Consider Developer Skill Sets

  • What is your team familiar with?
  • Is it easy to hire developers with experience in this language?
  • Are there good learning resources and community support?

Choosing a niche language with few available developers may slow progress and increase onboarding costs.

Evaluate Ecosystem & Tooling

A language is only as good as its ecosystem.

  • Are there stable frameworks or SDKs?
  • Does it have good testing, debugging, and deployment tools?
  • Are there trusted packages for your needs (e.g., authentication, APIs, DB access)?
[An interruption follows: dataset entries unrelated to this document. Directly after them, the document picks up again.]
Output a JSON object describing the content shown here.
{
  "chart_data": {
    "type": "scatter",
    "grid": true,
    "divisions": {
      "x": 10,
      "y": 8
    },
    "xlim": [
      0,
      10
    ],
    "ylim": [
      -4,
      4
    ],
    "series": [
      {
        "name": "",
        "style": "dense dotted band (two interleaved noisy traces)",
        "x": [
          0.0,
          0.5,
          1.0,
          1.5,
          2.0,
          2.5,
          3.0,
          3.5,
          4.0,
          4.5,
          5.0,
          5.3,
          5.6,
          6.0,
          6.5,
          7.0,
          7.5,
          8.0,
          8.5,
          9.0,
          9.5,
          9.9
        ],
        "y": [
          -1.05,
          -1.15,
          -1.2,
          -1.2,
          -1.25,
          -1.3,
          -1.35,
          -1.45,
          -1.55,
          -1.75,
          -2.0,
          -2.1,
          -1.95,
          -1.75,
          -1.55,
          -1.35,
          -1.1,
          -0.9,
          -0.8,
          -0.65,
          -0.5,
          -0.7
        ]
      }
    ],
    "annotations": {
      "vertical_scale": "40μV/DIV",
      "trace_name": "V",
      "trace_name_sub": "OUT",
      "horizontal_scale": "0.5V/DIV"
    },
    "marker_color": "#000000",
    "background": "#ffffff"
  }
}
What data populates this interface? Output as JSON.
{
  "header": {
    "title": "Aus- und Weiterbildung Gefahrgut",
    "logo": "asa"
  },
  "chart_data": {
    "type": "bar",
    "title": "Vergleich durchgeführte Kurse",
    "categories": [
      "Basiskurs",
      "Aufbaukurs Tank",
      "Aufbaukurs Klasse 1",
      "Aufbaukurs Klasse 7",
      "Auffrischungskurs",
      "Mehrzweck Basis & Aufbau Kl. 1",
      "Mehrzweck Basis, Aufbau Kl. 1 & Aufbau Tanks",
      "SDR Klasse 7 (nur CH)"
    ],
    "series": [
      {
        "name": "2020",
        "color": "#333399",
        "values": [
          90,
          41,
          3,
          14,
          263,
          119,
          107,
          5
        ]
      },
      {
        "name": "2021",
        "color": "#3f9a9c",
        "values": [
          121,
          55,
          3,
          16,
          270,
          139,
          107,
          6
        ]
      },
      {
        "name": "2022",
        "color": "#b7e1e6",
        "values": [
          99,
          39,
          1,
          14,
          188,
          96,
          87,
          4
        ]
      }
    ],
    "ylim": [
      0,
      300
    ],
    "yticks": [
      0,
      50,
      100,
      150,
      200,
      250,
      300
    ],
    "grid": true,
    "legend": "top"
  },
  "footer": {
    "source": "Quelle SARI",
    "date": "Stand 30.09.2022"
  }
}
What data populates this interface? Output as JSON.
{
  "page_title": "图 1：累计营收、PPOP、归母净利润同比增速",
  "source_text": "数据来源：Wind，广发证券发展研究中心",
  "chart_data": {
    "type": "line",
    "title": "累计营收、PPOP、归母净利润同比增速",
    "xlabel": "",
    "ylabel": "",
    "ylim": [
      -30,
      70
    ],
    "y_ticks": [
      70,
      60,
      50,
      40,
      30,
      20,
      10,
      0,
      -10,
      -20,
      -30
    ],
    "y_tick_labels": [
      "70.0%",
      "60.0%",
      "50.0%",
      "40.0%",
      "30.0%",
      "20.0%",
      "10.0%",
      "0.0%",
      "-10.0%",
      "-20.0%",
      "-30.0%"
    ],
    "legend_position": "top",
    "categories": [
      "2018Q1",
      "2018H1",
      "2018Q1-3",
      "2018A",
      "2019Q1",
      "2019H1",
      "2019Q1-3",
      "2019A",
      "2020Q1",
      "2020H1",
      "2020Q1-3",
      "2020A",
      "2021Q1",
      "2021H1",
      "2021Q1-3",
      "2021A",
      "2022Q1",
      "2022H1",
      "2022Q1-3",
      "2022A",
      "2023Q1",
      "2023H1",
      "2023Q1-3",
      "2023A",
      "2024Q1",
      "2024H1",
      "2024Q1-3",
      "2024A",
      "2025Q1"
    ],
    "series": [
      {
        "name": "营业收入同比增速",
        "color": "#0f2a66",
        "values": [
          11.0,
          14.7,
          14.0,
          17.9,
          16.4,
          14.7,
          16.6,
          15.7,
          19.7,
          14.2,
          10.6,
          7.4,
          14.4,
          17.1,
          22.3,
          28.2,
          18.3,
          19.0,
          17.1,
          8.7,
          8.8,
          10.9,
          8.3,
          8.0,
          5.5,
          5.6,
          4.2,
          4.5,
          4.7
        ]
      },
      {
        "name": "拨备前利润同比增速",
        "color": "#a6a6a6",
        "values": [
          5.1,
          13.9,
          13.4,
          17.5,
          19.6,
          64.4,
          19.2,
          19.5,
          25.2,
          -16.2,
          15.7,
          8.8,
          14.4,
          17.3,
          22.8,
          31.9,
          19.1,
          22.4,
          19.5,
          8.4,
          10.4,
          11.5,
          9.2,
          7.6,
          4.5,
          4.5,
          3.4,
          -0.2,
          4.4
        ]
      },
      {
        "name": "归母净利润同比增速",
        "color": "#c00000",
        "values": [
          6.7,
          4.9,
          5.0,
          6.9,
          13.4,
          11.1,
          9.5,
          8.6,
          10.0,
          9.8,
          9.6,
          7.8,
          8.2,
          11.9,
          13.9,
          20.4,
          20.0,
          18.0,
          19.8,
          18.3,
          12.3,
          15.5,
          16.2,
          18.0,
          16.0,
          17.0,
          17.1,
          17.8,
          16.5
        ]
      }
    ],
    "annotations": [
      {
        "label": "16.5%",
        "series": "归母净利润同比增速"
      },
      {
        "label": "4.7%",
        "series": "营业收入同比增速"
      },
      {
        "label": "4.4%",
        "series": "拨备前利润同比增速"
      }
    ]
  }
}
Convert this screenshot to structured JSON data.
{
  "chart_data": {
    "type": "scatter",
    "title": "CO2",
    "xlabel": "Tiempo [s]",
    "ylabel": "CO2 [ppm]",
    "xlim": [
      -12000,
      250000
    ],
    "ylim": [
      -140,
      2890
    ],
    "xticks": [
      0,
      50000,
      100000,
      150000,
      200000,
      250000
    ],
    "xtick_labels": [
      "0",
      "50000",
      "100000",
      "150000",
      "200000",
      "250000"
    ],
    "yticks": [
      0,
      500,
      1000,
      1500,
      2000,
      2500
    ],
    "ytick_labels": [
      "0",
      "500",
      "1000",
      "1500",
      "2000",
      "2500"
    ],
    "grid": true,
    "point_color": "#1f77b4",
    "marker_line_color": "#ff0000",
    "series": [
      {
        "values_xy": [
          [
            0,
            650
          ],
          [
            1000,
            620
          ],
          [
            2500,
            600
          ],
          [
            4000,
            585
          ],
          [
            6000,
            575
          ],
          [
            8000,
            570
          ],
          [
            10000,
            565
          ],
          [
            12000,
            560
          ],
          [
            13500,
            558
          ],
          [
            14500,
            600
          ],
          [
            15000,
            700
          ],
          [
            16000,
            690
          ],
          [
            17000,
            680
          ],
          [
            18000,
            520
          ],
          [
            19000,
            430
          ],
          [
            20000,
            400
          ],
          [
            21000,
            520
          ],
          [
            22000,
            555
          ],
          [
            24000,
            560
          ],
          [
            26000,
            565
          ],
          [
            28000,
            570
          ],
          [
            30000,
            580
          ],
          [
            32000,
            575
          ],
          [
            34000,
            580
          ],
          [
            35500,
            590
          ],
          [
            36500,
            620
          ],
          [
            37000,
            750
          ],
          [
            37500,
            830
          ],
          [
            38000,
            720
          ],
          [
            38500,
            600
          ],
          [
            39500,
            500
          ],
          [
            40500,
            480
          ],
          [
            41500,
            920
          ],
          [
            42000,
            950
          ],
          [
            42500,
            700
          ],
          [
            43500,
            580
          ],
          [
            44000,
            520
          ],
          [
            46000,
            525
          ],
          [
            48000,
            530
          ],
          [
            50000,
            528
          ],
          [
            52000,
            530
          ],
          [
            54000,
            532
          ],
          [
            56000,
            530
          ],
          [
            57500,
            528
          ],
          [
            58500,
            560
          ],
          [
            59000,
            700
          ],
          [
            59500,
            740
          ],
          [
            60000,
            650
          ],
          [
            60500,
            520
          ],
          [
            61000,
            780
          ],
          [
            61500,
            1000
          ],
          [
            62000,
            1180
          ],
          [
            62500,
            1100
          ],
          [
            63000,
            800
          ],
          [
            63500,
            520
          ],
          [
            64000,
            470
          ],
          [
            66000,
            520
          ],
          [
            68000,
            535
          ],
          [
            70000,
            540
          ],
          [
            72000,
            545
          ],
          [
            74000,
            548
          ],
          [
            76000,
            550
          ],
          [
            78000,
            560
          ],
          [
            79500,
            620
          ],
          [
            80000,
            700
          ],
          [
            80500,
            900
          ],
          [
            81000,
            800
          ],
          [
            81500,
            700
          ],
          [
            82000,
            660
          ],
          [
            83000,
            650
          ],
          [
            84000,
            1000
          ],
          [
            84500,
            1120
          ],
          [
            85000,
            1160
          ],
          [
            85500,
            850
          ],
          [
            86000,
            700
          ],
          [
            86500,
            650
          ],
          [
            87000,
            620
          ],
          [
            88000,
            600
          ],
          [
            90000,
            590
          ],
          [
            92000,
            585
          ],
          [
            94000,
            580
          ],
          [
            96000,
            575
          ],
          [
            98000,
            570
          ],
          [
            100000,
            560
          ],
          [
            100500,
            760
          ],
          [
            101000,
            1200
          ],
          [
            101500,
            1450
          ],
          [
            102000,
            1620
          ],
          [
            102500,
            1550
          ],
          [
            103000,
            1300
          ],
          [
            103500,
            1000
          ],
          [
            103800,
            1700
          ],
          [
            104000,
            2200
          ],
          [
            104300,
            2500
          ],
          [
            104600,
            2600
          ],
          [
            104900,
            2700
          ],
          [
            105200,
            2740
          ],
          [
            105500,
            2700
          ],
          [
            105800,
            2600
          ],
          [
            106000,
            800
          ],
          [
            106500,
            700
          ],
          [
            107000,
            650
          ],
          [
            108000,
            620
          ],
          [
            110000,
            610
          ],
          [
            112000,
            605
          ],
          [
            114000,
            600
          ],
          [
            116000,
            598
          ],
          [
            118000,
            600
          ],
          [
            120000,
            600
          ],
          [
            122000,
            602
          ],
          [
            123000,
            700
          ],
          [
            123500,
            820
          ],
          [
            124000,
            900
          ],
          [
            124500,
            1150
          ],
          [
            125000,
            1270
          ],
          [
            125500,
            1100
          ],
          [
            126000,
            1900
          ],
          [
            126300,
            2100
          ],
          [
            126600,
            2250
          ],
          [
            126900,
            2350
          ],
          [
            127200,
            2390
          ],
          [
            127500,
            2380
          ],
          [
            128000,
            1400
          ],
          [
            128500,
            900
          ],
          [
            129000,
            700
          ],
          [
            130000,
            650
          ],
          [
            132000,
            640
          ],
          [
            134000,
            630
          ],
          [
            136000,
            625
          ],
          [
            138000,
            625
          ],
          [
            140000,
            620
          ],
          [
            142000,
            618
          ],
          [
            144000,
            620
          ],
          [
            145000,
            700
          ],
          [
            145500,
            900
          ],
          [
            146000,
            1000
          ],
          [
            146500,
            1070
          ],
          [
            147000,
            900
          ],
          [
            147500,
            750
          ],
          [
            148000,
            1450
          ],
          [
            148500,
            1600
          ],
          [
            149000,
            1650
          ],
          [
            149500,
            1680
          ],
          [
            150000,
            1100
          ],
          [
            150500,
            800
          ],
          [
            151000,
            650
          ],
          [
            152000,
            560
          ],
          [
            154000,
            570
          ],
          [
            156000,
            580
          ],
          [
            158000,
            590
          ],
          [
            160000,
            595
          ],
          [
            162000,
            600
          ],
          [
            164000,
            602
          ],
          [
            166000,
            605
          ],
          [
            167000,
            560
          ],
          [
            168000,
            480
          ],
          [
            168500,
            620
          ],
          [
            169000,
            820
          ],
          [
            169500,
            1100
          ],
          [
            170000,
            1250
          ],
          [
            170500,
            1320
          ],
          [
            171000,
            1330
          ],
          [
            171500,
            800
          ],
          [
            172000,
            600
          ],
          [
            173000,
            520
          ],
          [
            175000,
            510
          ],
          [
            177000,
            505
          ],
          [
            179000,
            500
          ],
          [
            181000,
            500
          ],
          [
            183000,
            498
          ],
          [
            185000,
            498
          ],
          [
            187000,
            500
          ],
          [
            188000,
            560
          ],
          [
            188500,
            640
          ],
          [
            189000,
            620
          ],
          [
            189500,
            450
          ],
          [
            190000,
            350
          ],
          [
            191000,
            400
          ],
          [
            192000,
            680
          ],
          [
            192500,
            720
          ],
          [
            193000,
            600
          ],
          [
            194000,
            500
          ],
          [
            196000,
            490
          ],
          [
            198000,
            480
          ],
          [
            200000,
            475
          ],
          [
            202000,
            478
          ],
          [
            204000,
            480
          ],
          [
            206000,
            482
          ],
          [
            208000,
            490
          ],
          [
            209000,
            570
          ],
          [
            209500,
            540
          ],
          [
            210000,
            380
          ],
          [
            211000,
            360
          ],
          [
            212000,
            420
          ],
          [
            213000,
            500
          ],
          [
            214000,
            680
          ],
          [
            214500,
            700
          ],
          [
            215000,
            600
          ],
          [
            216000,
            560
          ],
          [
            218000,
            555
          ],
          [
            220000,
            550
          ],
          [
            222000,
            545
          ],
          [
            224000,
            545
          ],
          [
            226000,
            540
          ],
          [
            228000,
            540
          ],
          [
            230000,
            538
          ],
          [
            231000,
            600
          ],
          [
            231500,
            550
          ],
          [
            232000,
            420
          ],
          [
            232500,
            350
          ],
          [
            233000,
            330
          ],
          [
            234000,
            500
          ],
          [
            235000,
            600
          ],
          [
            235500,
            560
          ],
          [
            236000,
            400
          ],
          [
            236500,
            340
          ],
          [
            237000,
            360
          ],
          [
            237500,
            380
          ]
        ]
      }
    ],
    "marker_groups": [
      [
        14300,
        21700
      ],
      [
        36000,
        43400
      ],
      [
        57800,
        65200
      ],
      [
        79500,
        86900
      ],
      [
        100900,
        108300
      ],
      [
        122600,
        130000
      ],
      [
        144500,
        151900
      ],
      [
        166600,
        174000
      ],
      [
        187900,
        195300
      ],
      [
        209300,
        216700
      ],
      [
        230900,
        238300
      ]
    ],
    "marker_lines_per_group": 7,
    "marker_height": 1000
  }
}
Factor in Security and Compliance

For projects in regulated sectors (government, healthcare, finance):

  • Choose languages with mature security libraries and compliance support.
  • Look for languages that make secure coding practices easier (e.g., strong typing, input validation, built-in auth).

Ensure Maintainability and Scalability

  • Will this codebase grow to 10K+ lines? Choose a language with modular design, strong typing, and code clarity.
  • Are you building a long-term product? Prefer widely adopted, well-maintained languages (e.g., Java, Python, TypeScript).
  • Avoid experimental or dying languages for critical systems unless you can commit to maintaining them internally.

Other Important Factors in Technology Choice

Infrastructure and Hosting

  • Will your technology run on cloud, on-premises, or hybrid environments?
  • Does it support your infrastructure preferences, such as containers (Docker, Kubernetes), serverless, or virtual machines?
  • Consider availability of managed services that can reduce operational overhead.

Integration and Interoperability

  • Can the technology easily integrate with existing systems and third-party services?
  • Does it support open standards and protocols (REST, GraphQL, OAuth)?
  • Are APIs well supported and documented?

Performance and Reliability

  • Does the technology meet your performance requirements (e.g., low latency, high throughput)?
  • Is it proven in production environments similar to your scale and use case?
  • How well does it handle failures and recovery?

Community and Vendor Support

  • Is there an active community or commercial vendor support available?
  • How quickly are bugs and security vulnerabilities fixed?
  • What is the release cycle and roadmap for the technology?
  • Is the technology open source or proprietary?
  • What are the licensing terms?
  • Are there any restrictions or obligations that might affect your project or organization?
  • Ensure compliance with any organizational or governmental procurement policies.

Final Thought

Choosing technology is a strategic decision that shapes your project’s success from day one and throughout its lifecycle. It requires balancing flexibility, security, cost, talent availability, and future-proofing.

By taking a holistic, informed approach — considering both technical and organizational factors — you empower your team to deliver a service that is robust, user-centered, and sustainable.